What is L1 and L2 regularization in Deep Learning?
L1 and L2 regularization are two of the most common ways to reduce overfitting in deep neural networks. L1 regularization is performing a linear transformation on the weights of your neural network. L2 regularization is adding a squared cost function to your loss function. This cost function penalizes the sum of the absolute values of weights.
L1 regularization is a technique that penalizes the weight of individual parameters in a model. It is also called weight decay, and it’s a way to prevent overfitting by penalizing models for having too many parameters. The L1 regularization approach is widely used in statistical learning algorithms, such as gradient-based optimization methods like the Adam optimizer in scikit-learn. Using L1 regularization, we can make our model more precise by reducing the number of parameters which are not important for classification accuracy. This is because L1 is less sensitive to noise. I hope that explanation helps!
L2 regularization is an alternative technique that penalizes the sum of squares of all parameters in a model. We consider the regression problem with formula_1 features, where formula_2 are independent and identically distributed normal variables with mean zero and standard deviation one.

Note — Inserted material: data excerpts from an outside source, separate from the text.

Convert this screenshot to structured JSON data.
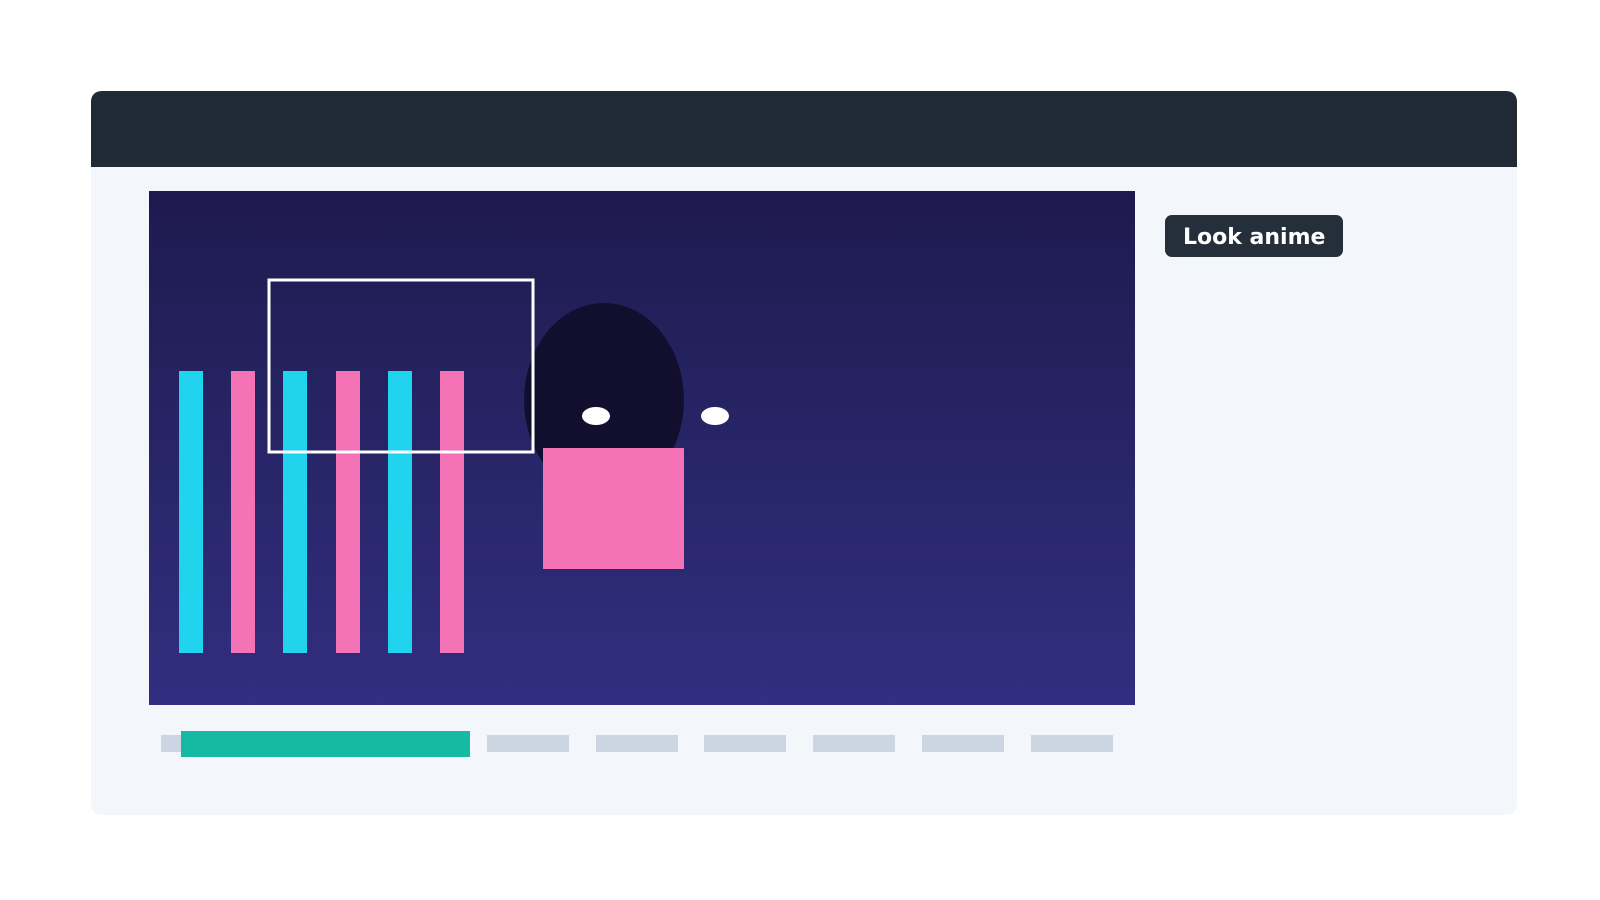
{
  "tooltip": {
    "text": "Look anime"
  },
  "timeline": {
    "progress_fraction": 0.31
  },
  "colors": {
    "titlebar": "#212b38",
    "window_background": "#f3f6fb",
    "canvas_gradient_top": "#1e1a4e",
    "canvas_gradient_bottom": "#322e80",
    "stripe_cyan": "#22d3ee",
    "stripe_pink": "#f472b6",
    "character_head": "#120f2e",
    "character_body": "#f472b6",
    "progress_fill": "#16b9a4",
    "timeline_segment": "#ccd5e2"
  },
  "icons": {
    "character": "anime-character-icon",
    "selection": "selection-box-icon"
  }
}
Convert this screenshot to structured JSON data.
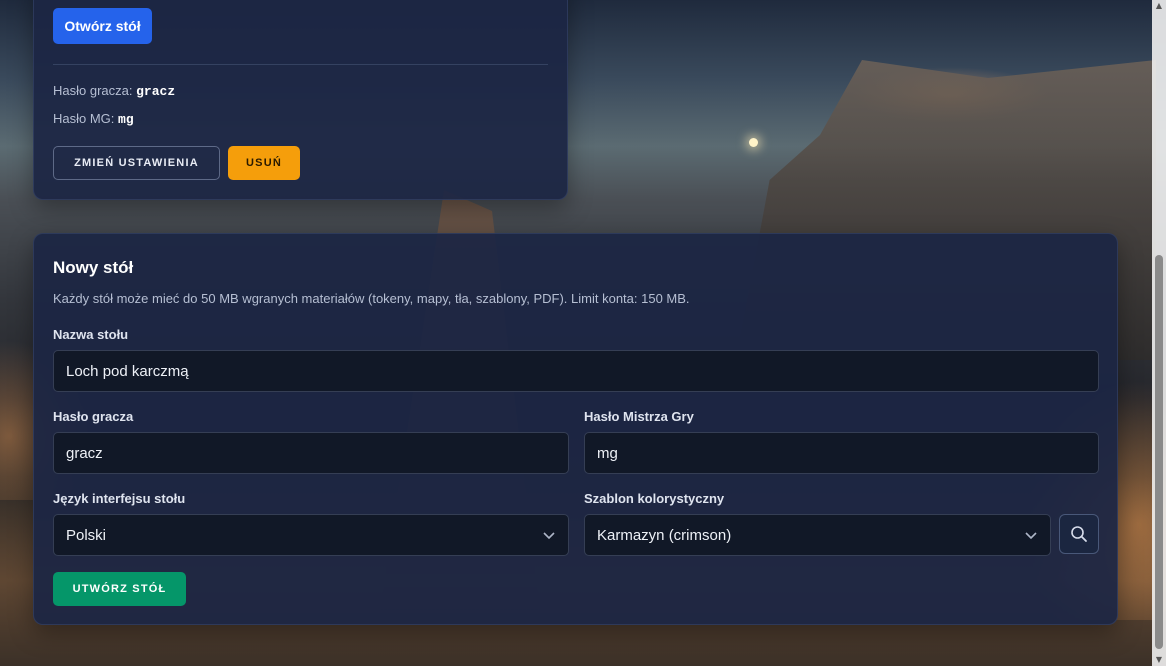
{
  "existing_table": {
    "open_button": "Otwórz stół",
    "player_password_label": "Hasło gracza:",
    "player_password_value": "gracz",
    "gm_password_label": "Hasło MG:",
    "gm_password_value": "mg",
    "settings_button": "ZMIEŃ USTAWIENIA",
    "delete_button": "USUŃ"
  },
  "new_table": {
    "title": "Nowy stół",
    "description": "Każdy stół może mieć do 50 MB wgranych materiałów (tokeny, mapy, tła, szablony, PDF). Limit konta: 150 MB.",
    "name_label": "Nazwa stołu",
    "name_value": "Loch pod karczmą",
    "player_password_label": "Hasło gracza",
    "player_password_value": "gracz",
    "gm_password_label": "Hasło Mistrza Gry",
    "gm_password_value": "mg",
    "language_label": "Język interfejsu stołu",
    "language_value": "Polski",
    "theme_label": "Szablon kolorystyczny",
    "theme_value": "Karmazyn (crimson)",
    "create_button": "UTWÓRZ STÓŁ"
  },
  "colors": {
    "primary": "#2563eb",
    "warning": "#f59e0b",
    "success": "#059669",
    "card": "#1c2644"
  },
  "icons": {
    "search": "search-icon",
    "chevron": "chevron-down-icon"
  }
}
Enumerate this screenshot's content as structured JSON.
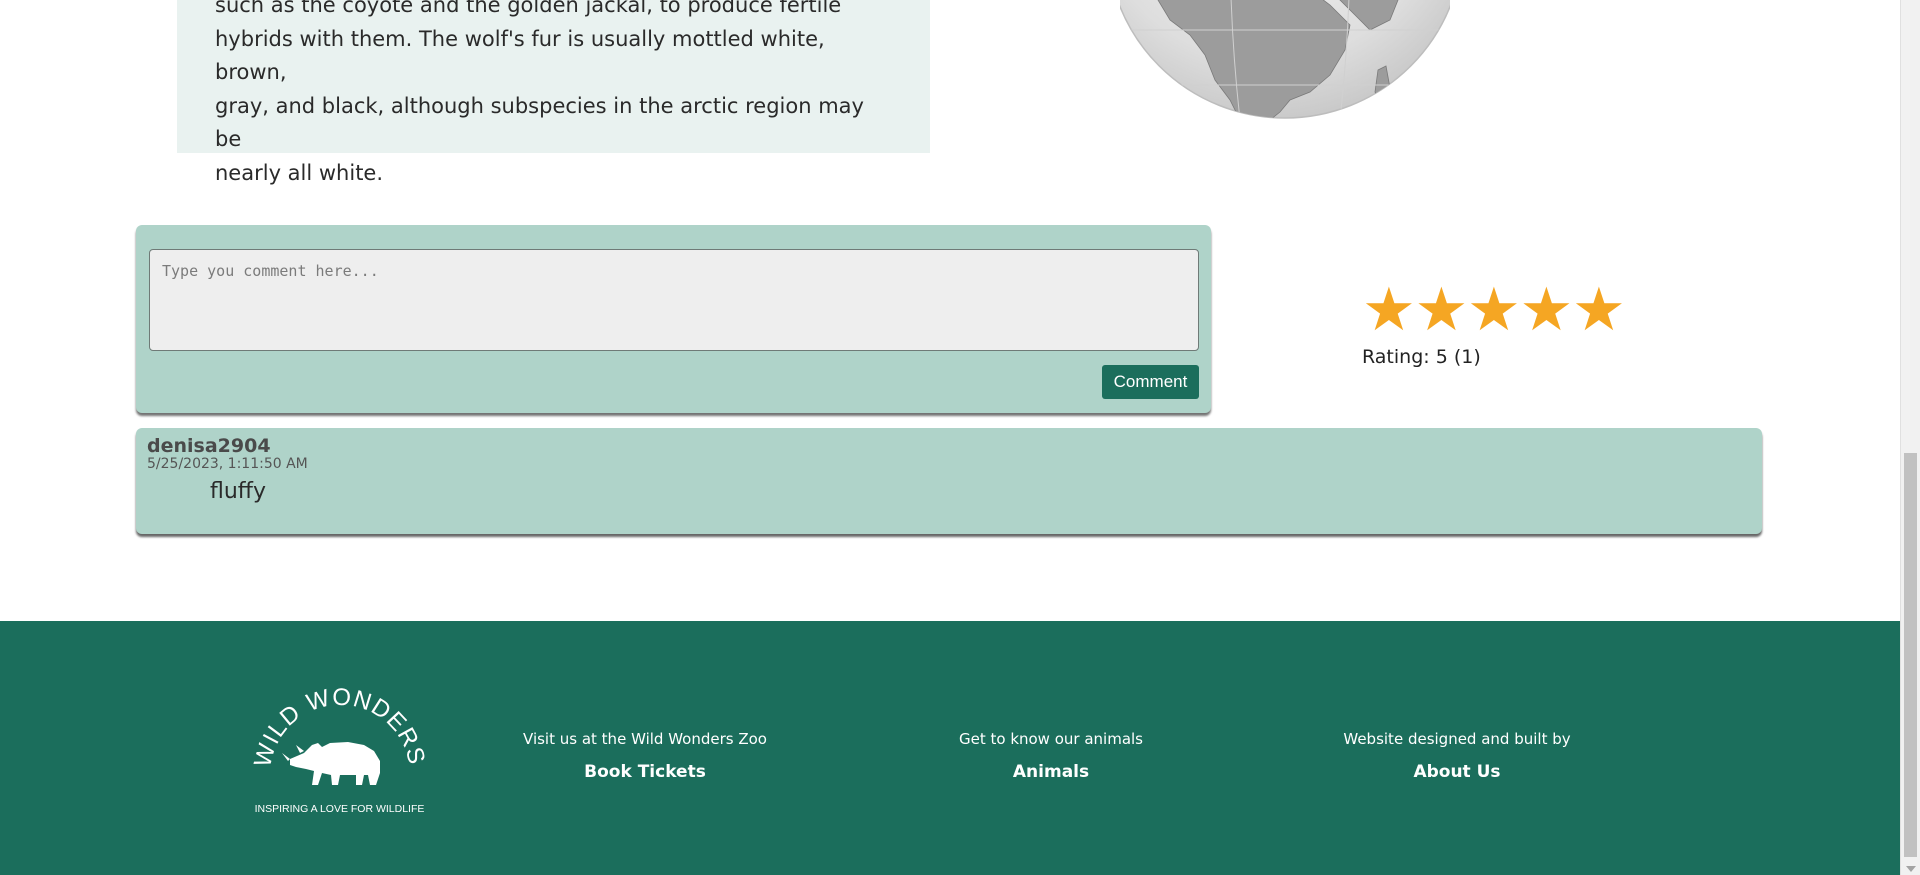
{
  "description": {
    "lines": [
      "such as the coyote and the golden jackal, to produce fertile",
      "hybrids with them. The wolf's fur is usually mottled white, brown,",
      "gray, and black, although subspecies in the arctic region may be",
      "nearly all white."
    ]
  },
  "comment_form": {
    "placeholder": "Type you comment here...",
    "button_label": "Comment"
  },
  "rating": {
    "stars": [
      "★",
      "★",
      "★",
      "★",
      "★"
    ],
    "value": 5,
    "max": 5,
    "label": "Rating: 5 (1)",
    "star_color": "#f5a623"
  },
  "comments": [
    {
      "user": "denisa2904",
      "date": "5/25/2023, 1:11:50 AM",
      "text": "fluffy"
    }
  ],
  "footer": {
    "logo": {
      "name": "WILD WONDERS ZOO",
      "tagline": "INSPIRING A LOVE FOR WILDLIFE"
    },
    "columns": [
      {
        "caption": "Visit us at the Wild Wonders Zoo",
        "link": "Book Tickets"
      },
      {
        "caption": "Get to know our animals",
        "link": "Animals"
      },
      {
        "caption": "Website designed and built by",
        "link": "About Us"
      }
    ],
    "background_color": "#1b6e5c"
  }
}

The linear regression model is given by: formula_3The target value is the mean of the two independent variables. The regularizer term formula 4 penalizes the sum of squares of all parameters, so that: formula 5We can apply L2 regularization by centering our features and then subtracting a constant from each feature, as shown in Figure 2.Figure 2: Linear Regression with L2 Regularization The final model is given by: formula 6where formula 7If we have a linear regression problem with formula 8 features, where the target value is the mean of the five independent variables, then our formulation for L2 regularization would be: formula 9The target value for L2 regularization is proportional to where f(x) is the cost function.